ATHENS (Reuters) - A few thousand demonstrators rallied in front of the parliament in Athens on Wednesday to protest against austerity and back the leftist government of Prime Minister Alexis Tsipras in its standoff with Greece’s international creditors.
The demonstration, which appeared to be made up mainly of supporters of the ruling Syriza party, came as pressure piled on Tsipras’ government to accept creditors’ demands for savings on pensions as well as increases to value added tax.
Organized through social media platforms and encouraged by Syriza, the rally was much smaller than those that have packed tens of thousands into Syntagma Square in front of parliament at other points during six years of crisis.
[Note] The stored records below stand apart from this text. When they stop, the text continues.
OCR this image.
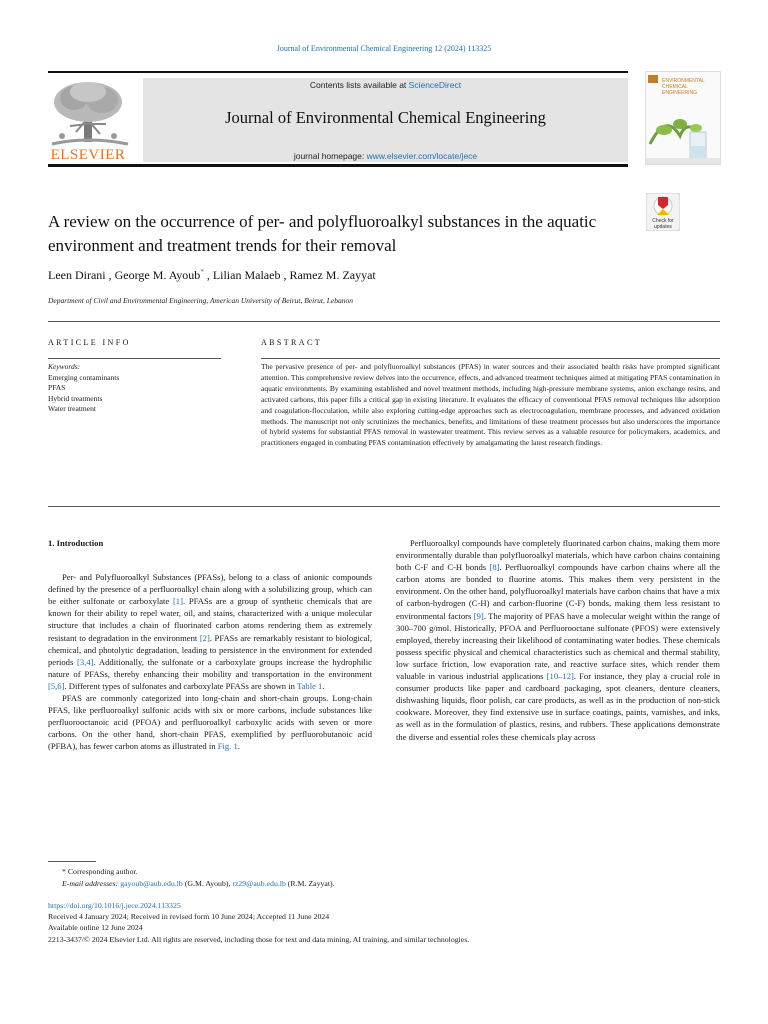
Journal of Environmental Chemical Engineering 12 (2024) 113325
ELSEVIER
Contents lists available at ScienceDirect
Journal of Environmental Chemical Engineering
journal homepage: www.elsevier.com/locate/jece
ENVIRONMENTAL CHEMICAL ENGINEERING
Check for
updates
A review on the occurrence of per- and polyfluoroalkyl substances in the aquatic environment and treatment trends for their removal
Leen Dirani , George M. Ayoub* , Lilian Malaeb , Ramez M. Zayyat
Department of Civil and Environmental Engineering, American University of Beirut, Beirut, Lebanon
ARTICLE INFO	ABSTRACT
Keywords:
Emerging contaminants
PFAS
Hybrid treatments
Water treatment
The pervasive presence of per- and polyfluoroalkyl substances (PFAS) in water sources and their associated health risks have prompted significant attention. This comprehensive review delves into the occurrence, effects, and advanced treatment techniques aimed at mitigating PFAS contamination in aquatic environments. By examining established and novel treatment methods, including high-pressure membrane systems, anion exchange resins, and activated carbons, this paper fills a critical gap in existing literature. It evaluates the efficacy of conventional PFAS removal techniques like adsorption and coagulation-flocculation, while also exploring cutting-edge approaches such as electrocoagulation, membrane processes, and advanced oxidation methods. The manuscript not only scrutinizes the mechanics, benefits, and limitations of these treatment processes but also underscores the importance of hybrid systems for substantial PFAS removal in wastewater treatment. This review serves as a valuable resource for policymakers, academics, and practitioners engaged in combating PFAS contamination effectively by amalgamating the latest research findings.

1. Introduction

Per- and Polyfluoroalkyl Substances (PFASs), belong to a class of anionic compounds defined by the presence of a perfluoroalkyl chain along with a solubilizing group, which can be either sulfonate or carboxylate [1]. PFASs are a group of synthetic chemicals that are known for their ability to repel water, oil, and stains, characterized with a unique molecular structure that includes a chain of fluorinated carbon atoms rendering them as extremely resistant to degradation in the environment [2]. PFASs are remarkably resistant to biological, chemical, and photolytic degradation, leading to persistence in the environment for extended periods [3,4]. Additionally, the sulfonate or a carboxylate groups increase the hydrophilic nature of PFASs, thereby enhancing their mobility and transportation in the environment [5,6]. Different types of sulfonates and carboxylate PFASs are shown in Table 1.

PFAS are commonly categorized into long-chain and short-chain groups. Long-chain PFAS, like perfluoroalkyl sulfonic acids with six or more carbons, include substances like perfluorooctanoic acid (PFOA) and perfluoroalkyl carboxylic acids with seven or more carbons. On the other hand, short-chain PFAS, exemplified by perfluorobutanoic acid (PFBA), has fewer carbon atoms as illustrated in Fig. 1.

Perfluoroalkyl compounds have completely fluorinated carbon chains, making them more environmentally durable than polyfluoroalkyl materials, which have carbon chains containing both C-F and C-H bonds [8]. Perfluoroalkyl compounds have carbon chains where all the carbon atoms are bonded to fluorine atoms. This makes them very persistent in the environment. On the other hand, polyfluoroalkyl materials have carbon chains that have a mix of carbon-hydrogen (C-H) and carbon-fluorine (C-F) bonds, making them less resistant to environmental factors [9]. The majority of PFAS have a molecular weight within the range of 300–700 g/mol. Historically, PFOA and Perfluorooctane sulfonate (PFOS) were extensively employed, thereby increasing their likelihood of contaminating water bodies. These chemicals possess specific physical and chemical characteristics such as chemical and thermal stability, low surface friction, low evaporation rate, and reactive surface sites, which render them valuable in various industrial applications [10–12]. For instance, they play a crucial role in consumer products like paper and cardboard packaging, spot cleaners, denture cleaners, dishwashing liquids, floor polish, car care products, as well as in the production of non-stick cookware. Moreover, they find extensive use in surface coatings, paints, varnishes, and inks, as well as in the formulation of plastics, resins, and rubbers. These applications demonstrate the diverse and essential roles these chemicals play across

* Corresponding author.
E-mail addresses: gayoub@aub.edu.lb (G.M. Ayoub), rz29@aub.edu.lb (R.M. Zayyat).
https://doi.org/10.1016/j.jece.2024.113325
Received 4 January 2024; Received in revised form 10 June 2024; Accepted 11 June 2024
Available online 12 June 2024
2213-3437/© 2024 Elsevier Ltd. All rights are reserved, including those for text and data mining, AI training, and similar technologies.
“I’m here to support the government against the lenders. We don’t want a VAT rise in electricity and water bills,” said 53-year-old accountant Katerlis Ippokratis. “The lenders want to steal the Greek people’s wealth.”
The Greek central bank warned on Wednesday the country risked being forced into default and out of the euro unless agreement was reached with its creditors very soon.
“I don’t think that the euro zone can afford a Greek exit from the euro, they will also suffer. I don’t think that it will happen,” said housewife Mavrommati Aristea, 54.
“We want to sent the message to the lenders that we can’t stand any more senseless measures.”
After years of recession that have reduced the size of the economy by more than a quarter and sent unemployment to more than 25 percent, there is deep resentment at the austerity measures demanded of Greece by its creditors.
“We have to fight even if there is the danger of returning to the drachma, which is something that I don’t want,” said 43-year-old public servant Christos Michailidis.
Protesters bore signs depicting Darth Vader, arch-villain of the Star Wars films, with the EU symbol turned into the Death Star, with other banners carrying slogans like “Democracy cannot be blackmailed” and “Our lives don’t belong to the lenders.”